Im Rahmen der Gestaltungspläne kann von baupolizeilichen Vorschriften abgewichen werden (§ 45 Planungs- und Baugesetz, z.B. Gebäudeabstände unterschreiten, Terrainveränderungen etc.). Der Plan muss sich jedoch an der im Zonenplan festgelegten Grundnutzung orientieren (§ 44 Abs. 4 Planungs- und Baugesetz).

In den zum Gestaltungsplan zugehörigen Sonderbauvorschriften wird detailliert die Überbauung, Gestaltung und Erschliessung eines festgelegten Perimeters geregelt.

Ein Gestaltungsplan ist vorgeschrieben für: Bauten mit 7 und mehr Geschossen oder mehr als 20 Metern Höhe, Bauten und Anlagen, für welche eine Umweltverträglichkeitsprüfung erforderlich ist (mit gewissen Ausnahmen), Verkehrsintensive Anlagen gemäss kantonalem Richtplan (§ 46 Planungs- und Baugesetz).

Raumplanungsbericht

Jede Planung muss in einem Raumplanungsbericht beschrieben und mit diesem zur Vorprüfung bzw. zur Genehmigung eingereicht werden (Art. 47 Raumplanungsverordnung). Zentrale Aufgabe des Raumplanungsberichts ist es, die Interessenabwägung nachvollziehbar darzulegen. Der Bericht sollte in Umfang und Tiefe dem Stellenwert der Planung entsprechen. Für Planungen von untergeordneter Bedeutung kann eine A4-Seite ausreichend sein, meist sind aber umfangreichere Aussagen notwendig (Übereinstimmung mit übergeordneten Planungen, Auswirkungen auf Verkehr, Umwelt, Natur und Landschaft etc.).

Planbeständigkeit

Die Nutzungspläne sind in der Regel alle 10 Jahre zu überprüfen und nötigenfalls anzupassen (§ 10 Planungs- und Baugesetz). Vorher können Änderungen nur in Betracht gezogen werden, wenn sich die Verhältnisse erheblich geändert haben. Man bezeichnet dies auch als Planbeständigkeit. Sie begündet sich durch die Rechtssicherheit, das heisst durch das Recht der Betroffenen, dass ein Plan nach seiner Genehmigung für eine gewisse Zeit bestehen bleibt und nicht gleich wieder geändert werden kann. Für die Beurteilung der Planbeständigkeit sind hauptsächlich folgende Kriterien wichtig:

  • Das Alter des betreffenden Plans (Genehmigungsdatum des Regierungsratsbeschlusses). 
  • Nachweis, dass sich die Verhältnisse seit der Genehmigung (erheblich) geändert haben. ·
  • Die Auswirkungen, die eine Planänderung haben würde.

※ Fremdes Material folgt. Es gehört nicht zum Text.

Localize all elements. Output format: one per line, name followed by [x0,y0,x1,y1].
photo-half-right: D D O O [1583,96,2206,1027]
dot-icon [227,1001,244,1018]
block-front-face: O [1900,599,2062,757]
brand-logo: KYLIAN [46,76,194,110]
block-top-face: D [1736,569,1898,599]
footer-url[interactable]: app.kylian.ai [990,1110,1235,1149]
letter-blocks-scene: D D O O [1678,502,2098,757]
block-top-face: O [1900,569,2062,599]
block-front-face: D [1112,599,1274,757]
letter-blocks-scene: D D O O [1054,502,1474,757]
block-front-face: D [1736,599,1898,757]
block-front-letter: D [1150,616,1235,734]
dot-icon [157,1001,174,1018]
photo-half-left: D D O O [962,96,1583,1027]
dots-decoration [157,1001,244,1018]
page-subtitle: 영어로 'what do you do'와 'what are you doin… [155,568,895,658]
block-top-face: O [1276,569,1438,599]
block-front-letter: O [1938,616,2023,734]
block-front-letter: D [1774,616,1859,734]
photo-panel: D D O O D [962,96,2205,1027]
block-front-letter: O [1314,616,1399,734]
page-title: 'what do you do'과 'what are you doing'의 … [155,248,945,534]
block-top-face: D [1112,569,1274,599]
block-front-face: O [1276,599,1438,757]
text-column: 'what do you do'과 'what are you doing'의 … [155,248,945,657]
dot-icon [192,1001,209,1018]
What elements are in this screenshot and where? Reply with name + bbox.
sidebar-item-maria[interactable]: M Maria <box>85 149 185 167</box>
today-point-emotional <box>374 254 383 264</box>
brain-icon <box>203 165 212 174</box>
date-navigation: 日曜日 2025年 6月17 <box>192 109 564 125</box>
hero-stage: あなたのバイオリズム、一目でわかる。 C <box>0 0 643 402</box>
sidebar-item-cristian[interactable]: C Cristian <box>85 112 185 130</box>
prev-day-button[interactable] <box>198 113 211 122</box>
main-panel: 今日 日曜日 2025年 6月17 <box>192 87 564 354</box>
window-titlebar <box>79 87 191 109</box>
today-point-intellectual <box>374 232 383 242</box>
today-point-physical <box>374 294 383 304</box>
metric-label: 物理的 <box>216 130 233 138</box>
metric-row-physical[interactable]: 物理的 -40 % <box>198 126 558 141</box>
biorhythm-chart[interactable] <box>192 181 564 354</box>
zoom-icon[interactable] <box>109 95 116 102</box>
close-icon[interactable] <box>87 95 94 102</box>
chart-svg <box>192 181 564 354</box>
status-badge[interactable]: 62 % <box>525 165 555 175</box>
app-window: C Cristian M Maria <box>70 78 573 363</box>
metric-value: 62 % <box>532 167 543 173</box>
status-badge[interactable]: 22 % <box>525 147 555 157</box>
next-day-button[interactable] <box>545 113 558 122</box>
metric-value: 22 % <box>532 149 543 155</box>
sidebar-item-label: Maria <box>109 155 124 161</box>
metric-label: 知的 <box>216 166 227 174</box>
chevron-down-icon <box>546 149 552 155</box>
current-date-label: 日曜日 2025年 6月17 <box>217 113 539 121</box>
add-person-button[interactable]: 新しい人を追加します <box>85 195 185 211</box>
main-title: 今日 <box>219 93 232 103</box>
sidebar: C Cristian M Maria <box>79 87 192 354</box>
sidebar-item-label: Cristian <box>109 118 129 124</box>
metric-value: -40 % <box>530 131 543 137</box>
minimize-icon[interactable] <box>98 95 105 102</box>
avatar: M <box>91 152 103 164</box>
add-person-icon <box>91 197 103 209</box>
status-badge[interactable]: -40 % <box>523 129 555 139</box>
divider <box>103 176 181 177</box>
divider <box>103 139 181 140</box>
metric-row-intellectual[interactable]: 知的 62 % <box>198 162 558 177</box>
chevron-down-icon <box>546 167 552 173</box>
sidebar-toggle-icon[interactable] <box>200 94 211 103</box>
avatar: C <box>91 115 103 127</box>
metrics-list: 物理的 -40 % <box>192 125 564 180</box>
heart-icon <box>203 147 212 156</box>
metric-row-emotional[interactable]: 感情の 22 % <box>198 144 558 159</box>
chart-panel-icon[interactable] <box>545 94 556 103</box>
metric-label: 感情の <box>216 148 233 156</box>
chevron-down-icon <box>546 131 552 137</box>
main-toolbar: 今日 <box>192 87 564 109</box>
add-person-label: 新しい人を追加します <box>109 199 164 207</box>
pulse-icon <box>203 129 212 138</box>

Die Planbeständigkeit wird stärker gewichtet, je jünger ein Plan ist und je einschneidender sich die beabsichtigten Änderungen auswirken. Je jünger der Plan ist, desto höher liegt die Schwelle für eine Planänderung. Die Planbeständigkeit gilt für alle Arten von Nutzungsplänen.